2/14/08
A report from New York City’s Independent Budget Office details myriad ways that politicians could trim the budget or bring in more money. The budget office emphasizes quite forcefully that it is not advocating for these changes, though some of its ideas have been adopted in previous years. Among the more intriguing proposals is a new tax on aesthetic procedures, including face-lifts, chemical peels, and dermabrasions, which would generate $65 million annually. However, the report notes there will be opposition from those who see such treatments not as luxuries but as "vital to improving self-esteem and general quality of life."
Proponents might argue this is a lucrative fee-for-service industry. While medical training and certification is required to perform all of the surgical and most of the nonsurgical procedures, the procedures themselves have primarily aesthetic rather than medical rationales. According to the report, the American Medical Association (AMA) distinguishes aesthetic surgery, which is “performed to reshape normal structures of the body in order to improve the patient’s appearance and self-esteem,” from reconstructive surgery, which is “performed on abnormal structures of the body… generally… to improve function, but [it] may also be done to approximate normal appearance,” and recommends that the latter, but not the former, be included in standard health benefits packages. For tax purposes, there is no reason to treat aesthetic enhancements differently than aesthetic products. They could also argue that with the introduction of a tax on aesthetic procedures in New Jersey in 2004, the potential border effects (tax-driven shifts in economic activity) of a New York City tax would be limited.
Fees for medical procedures are currently not subject to state or city sales tax. Under this option, surgical and nonsurgical aesthetic procedures would be subject to the city sales tax. In 2006 aesthetic procedures by board-certified physicians yielded $11.4 billion in fee payments, nationwide. (This total did not include procedures that were reconstructive rather than aesthetic. Nor did it include fees for facilities, anesthesia, medical tests, prescriptions, and other ancillaries). The authors of the report estimate that more than $1.4 billion was generated in New York City. The amount of additional revenues generated in the city by fees for facilities and other ancillaries, as well as by noncertified aestheticians or “facialists” for procedures such as dermabrasions and chemical peels, is unknown, and is not factored into the tax revenue estimate provided above.

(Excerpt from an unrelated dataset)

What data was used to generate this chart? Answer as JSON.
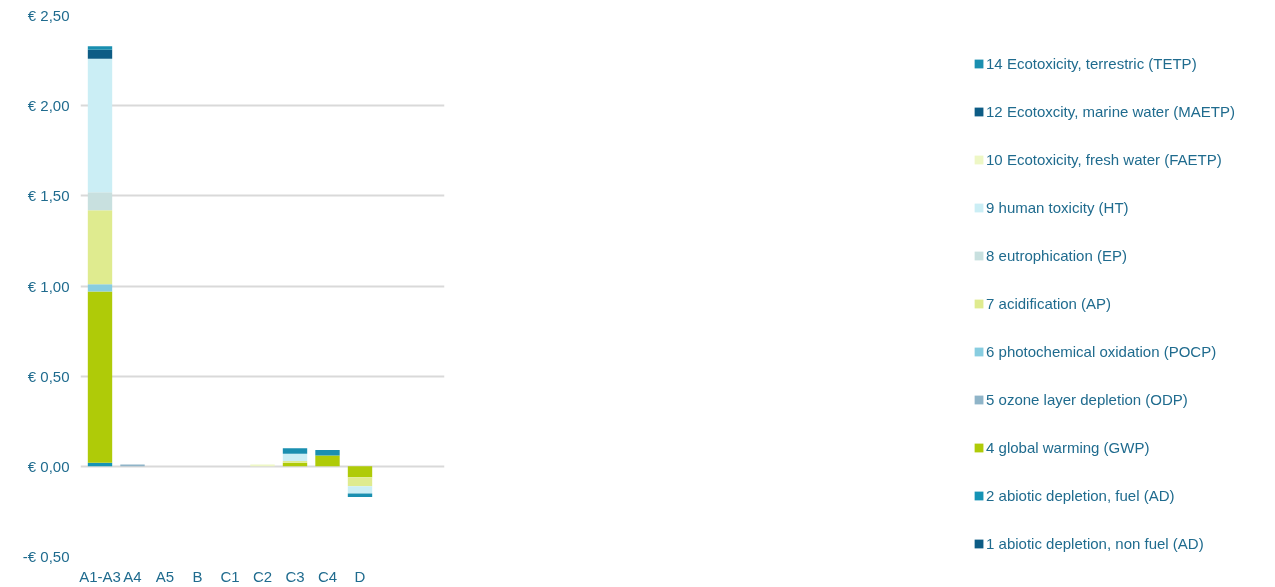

As the purview of medicine extends to not just curing illness, but promoting wellness, quality of life improvements are more and more being considered health necessities. Health benefits never should be subject to a sales tax, and it will not suffice to tax procedures not covered by insurance, because insurers do not provide consistent guidelines. Furthermore, market surveys indicate that aesthetic surgical and nonsurgical procedures are sought by persons at all income levels. The burden of a tax on these procedures would therefore not fall only on the wealthy.